As destructive as hackers can be on their own, they’re even worse when they’re in a group. With the most recent attack on Sony’s Playstation Network and a number of other major sites, we thought it’d be pertinent to list some of the most famous collectives, their ethos, and the damage they’ve done–so far.
Most known for their support of Wikileaks and its founder, hacker and self-proclaimed journalist Julian Assange, Anonymous is a large, decentralized group of hackers that focuses on political attacks. Earlier this year, Anonymous hacked into the Sony Playstation network in what was seen as a protest against the entertainment giant’s support for stricter Internet piracy laws. They also headed Operation Payback–perhaps best described as the combined effort of experienced hackers and laypeople to launch DDoS (denial of service) attacks against various websites for their anti-Wikileaks practices. (These include Amazon, PayPal, and Visa, among others.) At least 20 arrests were made against alleged participators in the attack in the United States, the Netherlands, and the United Kingdom. Anonymous has also been shown to be behind attacks on various Scientology-themed websites, the Orlando, Florida chamber of commerce, and the Malaysian government, among countless others. Most recently, they teamed up with newcomer hacker group LulzSec to coordinate attacks against a number of government websites.
Masters of Deception:
Masters of Deception, an NYC-based underground group, was originally meant as a mockery of Legions of Doom–and an alternative to their supposed lost direction, as many members had been investigated at that point. MoD was famous for downloading and exposing the credit card information of celebrities. Five MoD members were indicted and sentenced in 1993 after a widespread investigation by the FBI.
Legion of Doom:
The Legion of Doom, formed by hacker Lex Luthor, was based in Texas. Enemies of the group Masters of Deception, this group often published technical journals detailing their extensive hacking knowledge. The group was formed in the 1980s and revived in early 2000. Though many say that the Legion of Doom group was most well-known for their contributions to hacking knowledge–and did not really cause any serious damage to any networked infrastructure–many point to the fact that individual hackers were often charged with causing damages to telephone systems as evidence against their “white hat” hacker status. In the years 1990-1991, Legion of Doom engaged in a “Great Hacker War” with Masters of Deception.

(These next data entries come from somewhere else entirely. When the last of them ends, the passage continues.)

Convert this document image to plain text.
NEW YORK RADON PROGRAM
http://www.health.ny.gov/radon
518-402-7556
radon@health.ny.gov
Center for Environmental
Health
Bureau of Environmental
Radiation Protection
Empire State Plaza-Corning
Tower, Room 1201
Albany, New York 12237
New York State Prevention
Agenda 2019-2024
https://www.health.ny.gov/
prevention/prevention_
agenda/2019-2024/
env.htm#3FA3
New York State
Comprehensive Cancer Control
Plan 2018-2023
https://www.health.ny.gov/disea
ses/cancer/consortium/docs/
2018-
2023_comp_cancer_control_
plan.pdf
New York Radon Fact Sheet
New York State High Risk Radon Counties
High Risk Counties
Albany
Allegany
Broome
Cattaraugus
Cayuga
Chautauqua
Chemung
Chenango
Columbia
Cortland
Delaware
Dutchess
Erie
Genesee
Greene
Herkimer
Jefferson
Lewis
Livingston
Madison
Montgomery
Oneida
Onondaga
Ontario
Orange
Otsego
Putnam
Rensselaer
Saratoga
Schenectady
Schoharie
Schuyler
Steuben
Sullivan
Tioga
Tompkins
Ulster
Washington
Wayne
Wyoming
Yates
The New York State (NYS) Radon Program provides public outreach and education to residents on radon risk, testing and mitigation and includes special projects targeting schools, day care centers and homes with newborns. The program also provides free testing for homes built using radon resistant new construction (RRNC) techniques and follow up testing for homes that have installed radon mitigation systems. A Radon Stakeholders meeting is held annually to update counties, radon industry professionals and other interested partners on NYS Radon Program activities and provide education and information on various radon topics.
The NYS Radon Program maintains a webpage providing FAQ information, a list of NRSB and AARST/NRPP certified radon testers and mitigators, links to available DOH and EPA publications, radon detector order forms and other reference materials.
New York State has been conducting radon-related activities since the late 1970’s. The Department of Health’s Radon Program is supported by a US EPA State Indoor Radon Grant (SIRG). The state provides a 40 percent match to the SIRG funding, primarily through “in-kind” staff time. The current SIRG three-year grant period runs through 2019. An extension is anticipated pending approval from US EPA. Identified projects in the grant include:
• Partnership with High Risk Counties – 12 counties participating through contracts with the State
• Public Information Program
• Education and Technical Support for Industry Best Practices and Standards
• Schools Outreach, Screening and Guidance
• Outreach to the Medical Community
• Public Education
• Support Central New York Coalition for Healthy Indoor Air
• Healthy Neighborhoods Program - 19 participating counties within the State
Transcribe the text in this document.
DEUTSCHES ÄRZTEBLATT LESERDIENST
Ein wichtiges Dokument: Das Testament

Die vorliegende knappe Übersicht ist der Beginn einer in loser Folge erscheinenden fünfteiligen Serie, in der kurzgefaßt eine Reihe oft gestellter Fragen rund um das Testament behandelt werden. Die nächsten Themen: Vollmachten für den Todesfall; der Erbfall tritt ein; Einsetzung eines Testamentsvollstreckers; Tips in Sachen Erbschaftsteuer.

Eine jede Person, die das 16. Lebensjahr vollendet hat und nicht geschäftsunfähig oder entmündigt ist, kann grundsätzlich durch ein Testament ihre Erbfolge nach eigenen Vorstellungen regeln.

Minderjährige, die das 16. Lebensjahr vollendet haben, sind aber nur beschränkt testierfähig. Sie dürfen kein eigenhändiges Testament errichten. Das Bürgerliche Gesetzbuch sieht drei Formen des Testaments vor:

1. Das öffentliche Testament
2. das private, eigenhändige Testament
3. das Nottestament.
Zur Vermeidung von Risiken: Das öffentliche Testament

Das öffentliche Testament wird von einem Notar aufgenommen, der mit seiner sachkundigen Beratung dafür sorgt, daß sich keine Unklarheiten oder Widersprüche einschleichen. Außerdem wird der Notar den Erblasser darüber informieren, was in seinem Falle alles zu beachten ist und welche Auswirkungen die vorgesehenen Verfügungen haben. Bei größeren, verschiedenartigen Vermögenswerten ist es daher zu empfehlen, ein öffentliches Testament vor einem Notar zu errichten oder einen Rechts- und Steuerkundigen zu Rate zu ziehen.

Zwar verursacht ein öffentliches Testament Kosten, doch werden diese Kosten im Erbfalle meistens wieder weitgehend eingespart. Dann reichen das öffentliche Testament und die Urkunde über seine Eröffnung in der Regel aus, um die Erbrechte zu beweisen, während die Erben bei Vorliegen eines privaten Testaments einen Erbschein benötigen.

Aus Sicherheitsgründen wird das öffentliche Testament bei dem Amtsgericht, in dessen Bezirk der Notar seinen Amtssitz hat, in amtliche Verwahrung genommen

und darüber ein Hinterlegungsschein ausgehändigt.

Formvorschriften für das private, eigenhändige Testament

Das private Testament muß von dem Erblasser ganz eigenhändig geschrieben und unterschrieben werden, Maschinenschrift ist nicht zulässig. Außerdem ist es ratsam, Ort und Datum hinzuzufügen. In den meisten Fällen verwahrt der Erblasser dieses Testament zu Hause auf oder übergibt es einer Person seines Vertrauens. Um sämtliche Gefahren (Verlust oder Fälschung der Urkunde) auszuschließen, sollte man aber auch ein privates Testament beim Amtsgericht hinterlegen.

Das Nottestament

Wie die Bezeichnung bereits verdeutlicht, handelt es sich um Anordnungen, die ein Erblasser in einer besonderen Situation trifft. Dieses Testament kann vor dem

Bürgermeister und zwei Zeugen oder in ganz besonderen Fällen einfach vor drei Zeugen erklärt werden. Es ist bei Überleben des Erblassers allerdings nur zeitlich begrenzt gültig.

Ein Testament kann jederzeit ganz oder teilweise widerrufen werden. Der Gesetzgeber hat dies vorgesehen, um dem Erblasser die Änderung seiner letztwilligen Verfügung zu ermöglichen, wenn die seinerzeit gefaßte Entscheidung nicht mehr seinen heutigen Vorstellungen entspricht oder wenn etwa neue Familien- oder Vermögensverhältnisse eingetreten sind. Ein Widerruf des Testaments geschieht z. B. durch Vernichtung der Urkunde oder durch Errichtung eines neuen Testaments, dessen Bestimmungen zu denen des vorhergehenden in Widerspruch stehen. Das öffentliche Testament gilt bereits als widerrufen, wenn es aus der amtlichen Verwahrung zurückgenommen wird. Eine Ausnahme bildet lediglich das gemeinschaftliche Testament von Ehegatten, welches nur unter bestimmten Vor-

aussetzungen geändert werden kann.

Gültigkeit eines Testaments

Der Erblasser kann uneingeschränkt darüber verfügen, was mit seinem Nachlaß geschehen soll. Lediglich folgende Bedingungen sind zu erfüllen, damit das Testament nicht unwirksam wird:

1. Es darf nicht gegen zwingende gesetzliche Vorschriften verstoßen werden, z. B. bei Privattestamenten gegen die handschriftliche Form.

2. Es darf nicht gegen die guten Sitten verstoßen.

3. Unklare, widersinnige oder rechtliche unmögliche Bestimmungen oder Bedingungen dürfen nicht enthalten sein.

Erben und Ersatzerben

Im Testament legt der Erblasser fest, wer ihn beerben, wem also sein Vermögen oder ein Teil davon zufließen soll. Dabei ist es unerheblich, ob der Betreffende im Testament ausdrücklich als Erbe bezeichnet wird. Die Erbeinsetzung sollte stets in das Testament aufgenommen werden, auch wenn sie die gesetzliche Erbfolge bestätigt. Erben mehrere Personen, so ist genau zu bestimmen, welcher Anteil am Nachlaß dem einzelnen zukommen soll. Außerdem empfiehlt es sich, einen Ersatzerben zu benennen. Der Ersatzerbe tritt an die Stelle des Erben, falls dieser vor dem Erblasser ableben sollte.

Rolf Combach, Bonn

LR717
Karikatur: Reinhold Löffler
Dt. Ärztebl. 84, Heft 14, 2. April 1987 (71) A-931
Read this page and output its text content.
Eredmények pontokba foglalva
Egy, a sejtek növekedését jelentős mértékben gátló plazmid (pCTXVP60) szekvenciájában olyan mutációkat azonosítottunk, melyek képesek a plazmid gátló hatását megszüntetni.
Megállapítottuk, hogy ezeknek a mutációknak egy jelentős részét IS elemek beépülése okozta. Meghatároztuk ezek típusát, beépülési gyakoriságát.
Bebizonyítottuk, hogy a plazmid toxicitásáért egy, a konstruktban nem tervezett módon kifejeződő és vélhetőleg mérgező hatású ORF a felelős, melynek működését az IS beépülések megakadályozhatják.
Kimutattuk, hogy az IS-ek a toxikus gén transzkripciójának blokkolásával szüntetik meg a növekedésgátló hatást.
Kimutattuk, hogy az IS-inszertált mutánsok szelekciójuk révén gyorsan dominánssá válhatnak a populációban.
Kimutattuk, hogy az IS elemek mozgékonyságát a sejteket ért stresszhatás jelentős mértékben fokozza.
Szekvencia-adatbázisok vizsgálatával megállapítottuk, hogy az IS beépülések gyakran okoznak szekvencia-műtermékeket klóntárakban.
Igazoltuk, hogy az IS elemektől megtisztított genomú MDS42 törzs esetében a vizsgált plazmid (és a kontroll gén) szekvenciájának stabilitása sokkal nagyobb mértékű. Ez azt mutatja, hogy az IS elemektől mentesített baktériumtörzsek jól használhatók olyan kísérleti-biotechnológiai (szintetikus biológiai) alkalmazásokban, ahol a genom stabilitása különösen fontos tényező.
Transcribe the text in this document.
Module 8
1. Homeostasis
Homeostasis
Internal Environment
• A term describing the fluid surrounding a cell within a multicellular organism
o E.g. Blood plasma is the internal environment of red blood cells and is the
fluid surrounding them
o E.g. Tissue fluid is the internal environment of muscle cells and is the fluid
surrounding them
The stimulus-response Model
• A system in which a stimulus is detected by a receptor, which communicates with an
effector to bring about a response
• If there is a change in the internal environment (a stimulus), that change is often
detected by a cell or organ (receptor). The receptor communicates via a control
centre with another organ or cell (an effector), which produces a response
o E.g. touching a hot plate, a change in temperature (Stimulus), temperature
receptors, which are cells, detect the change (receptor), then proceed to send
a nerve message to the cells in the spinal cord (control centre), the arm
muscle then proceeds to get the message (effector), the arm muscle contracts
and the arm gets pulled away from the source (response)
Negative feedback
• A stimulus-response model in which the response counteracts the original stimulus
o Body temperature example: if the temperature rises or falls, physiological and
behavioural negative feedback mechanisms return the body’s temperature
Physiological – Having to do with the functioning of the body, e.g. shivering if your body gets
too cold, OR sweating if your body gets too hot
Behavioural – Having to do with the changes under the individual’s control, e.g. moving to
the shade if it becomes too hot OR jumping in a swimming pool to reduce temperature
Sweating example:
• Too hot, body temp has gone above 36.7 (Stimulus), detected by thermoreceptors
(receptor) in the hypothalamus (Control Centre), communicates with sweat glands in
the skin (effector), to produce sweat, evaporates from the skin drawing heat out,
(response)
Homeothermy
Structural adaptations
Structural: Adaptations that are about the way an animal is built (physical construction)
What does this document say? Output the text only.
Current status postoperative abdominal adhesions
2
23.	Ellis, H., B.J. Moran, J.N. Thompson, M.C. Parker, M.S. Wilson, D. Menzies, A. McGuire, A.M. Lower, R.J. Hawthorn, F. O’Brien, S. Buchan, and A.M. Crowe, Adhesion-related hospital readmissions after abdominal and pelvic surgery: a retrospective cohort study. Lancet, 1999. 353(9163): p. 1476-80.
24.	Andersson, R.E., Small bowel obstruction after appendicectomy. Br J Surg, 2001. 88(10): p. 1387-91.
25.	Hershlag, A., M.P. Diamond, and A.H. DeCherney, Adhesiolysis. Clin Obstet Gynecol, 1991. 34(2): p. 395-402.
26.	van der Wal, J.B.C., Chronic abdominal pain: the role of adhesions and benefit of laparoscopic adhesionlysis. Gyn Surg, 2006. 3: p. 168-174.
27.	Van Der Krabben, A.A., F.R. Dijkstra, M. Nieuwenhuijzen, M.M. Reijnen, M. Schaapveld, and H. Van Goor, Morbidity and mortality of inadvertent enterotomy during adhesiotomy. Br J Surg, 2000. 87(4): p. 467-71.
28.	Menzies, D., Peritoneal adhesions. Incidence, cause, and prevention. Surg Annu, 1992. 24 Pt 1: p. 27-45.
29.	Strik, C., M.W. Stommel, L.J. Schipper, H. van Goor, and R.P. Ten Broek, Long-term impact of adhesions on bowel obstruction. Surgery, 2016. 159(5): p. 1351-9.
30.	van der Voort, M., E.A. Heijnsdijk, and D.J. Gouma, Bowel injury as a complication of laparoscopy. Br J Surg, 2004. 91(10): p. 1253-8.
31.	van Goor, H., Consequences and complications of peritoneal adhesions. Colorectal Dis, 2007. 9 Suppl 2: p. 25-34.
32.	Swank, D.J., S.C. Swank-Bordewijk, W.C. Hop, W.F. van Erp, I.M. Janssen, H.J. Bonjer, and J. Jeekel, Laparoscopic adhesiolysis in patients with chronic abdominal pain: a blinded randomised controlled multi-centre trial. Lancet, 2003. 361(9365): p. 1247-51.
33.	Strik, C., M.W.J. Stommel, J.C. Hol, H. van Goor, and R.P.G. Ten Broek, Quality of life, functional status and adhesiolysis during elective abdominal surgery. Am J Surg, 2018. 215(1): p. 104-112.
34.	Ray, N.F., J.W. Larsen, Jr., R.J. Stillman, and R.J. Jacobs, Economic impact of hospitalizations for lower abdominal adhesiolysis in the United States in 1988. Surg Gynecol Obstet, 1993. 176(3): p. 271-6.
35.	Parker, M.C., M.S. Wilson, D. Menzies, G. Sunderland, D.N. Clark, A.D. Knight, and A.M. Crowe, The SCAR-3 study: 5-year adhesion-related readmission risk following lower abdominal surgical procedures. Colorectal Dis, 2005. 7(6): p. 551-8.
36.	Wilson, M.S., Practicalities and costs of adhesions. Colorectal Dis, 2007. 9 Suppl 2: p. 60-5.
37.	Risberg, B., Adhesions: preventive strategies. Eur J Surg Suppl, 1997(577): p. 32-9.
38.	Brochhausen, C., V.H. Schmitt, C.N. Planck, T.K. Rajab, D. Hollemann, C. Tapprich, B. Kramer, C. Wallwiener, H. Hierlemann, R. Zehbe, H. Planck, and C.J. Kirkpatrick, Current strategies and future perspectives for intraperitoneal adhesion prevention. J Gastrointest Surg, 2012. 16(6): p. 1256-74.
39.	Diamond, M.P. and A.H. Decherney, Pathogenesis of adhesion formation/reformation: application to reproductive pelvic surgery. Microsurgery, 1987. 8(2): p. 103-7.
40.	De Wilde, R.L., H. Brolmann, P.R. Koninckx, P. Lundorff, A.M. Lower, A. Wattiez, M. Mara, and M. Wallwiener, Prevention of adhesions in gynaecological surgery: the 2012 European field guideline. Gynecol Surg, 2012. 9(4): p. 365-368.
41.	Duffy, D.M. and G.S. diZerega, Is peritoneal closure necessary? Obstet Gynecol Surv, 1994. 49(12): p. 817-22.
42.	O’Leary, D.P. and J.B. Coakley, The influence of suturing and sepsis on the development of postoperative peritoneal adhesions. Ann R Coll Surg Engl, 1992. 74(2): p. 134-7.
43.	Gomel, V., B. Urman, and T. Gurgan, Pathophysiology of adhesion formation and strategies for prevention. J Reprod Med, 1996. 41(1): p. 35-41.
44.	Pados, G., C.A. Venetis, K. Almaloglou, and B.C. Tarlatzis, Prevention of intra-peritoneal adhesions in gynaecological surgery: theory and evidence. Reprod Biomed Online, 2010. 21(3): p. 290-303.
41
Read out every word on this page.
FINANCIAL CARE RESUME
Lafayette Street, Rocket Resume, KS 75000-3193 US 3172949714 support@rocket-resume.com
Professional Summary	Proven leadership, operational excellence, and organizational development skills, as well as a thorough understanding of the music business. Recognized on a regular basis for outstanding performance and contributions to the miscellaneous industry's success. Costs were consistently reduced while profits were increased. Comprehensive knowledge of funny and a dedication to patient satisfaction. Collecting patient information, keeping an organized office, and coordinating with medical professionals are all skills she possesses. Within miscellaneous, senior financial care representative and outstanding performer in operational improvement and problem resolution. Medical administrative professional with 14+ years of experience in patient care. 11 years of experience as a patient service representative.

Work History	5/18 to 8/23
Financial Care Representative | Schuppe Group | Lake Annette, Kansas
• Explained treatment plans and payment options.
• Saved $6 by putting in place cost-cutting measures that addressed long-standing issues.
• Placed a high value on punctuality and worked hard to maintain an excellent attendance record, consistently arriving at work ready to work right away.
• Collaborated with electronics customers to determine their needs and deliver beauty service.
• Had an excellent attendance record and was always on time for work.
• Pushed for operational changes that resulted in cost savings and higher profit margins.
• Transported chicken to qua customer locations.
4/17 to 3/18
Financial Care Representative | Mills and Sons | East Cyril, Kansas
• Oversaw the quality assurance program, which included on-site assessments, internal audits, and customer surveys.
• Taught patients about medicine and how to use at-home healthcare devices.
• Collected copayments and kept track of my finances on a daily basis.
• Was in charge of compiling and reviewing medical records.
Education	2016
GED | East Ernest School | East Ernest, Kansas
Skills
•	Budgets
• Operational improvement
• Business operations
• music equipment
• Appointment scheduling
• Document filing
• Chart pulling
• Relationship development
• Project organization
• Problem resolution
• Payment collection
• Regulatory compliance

Milw0rm was a group of skilled teenage hackers that considered themselves “hacktivists”–politically-motivated hackers. Their claim to fame was attacking BARC–the Bhabha Atomic Research Centre–in Mumbai, India as part of an anti-nuclear protest in 1998. More specifically, the hackers gained access to secret documents and emails about nuclear tests, posted an anti-nuclear proclamation on the center’s website, and erased data on two different servers. The aftermath of the attacks led to weeks-long debate over the integrity of government internet security systems, the morality of “hacktivism,” and the scope of the word “cyberterrorism.”
Chaos Computer Club:
Based in Germany, the Chaos Computer Club–or CCC–was founded in Berlin, and has been active since 1981. The group proclaims that its aim is to promote open communication and the free, transparent flow of information worldwide. It has over 4,000 members, and describes itself quite eccentrically as “…a galactic community of life forms, independent of age, sex, race, or societal orientation, which strives across borders for freedom of information…” They’ve been profiled for hacking into U.S. government computers and for their liaisons with the KGB, but are most famous for hacking a Berlin building and somehow turning its face into a giant computer screen. The group also managed to snag the fingerprints of the German Minister of the Interior and publish them.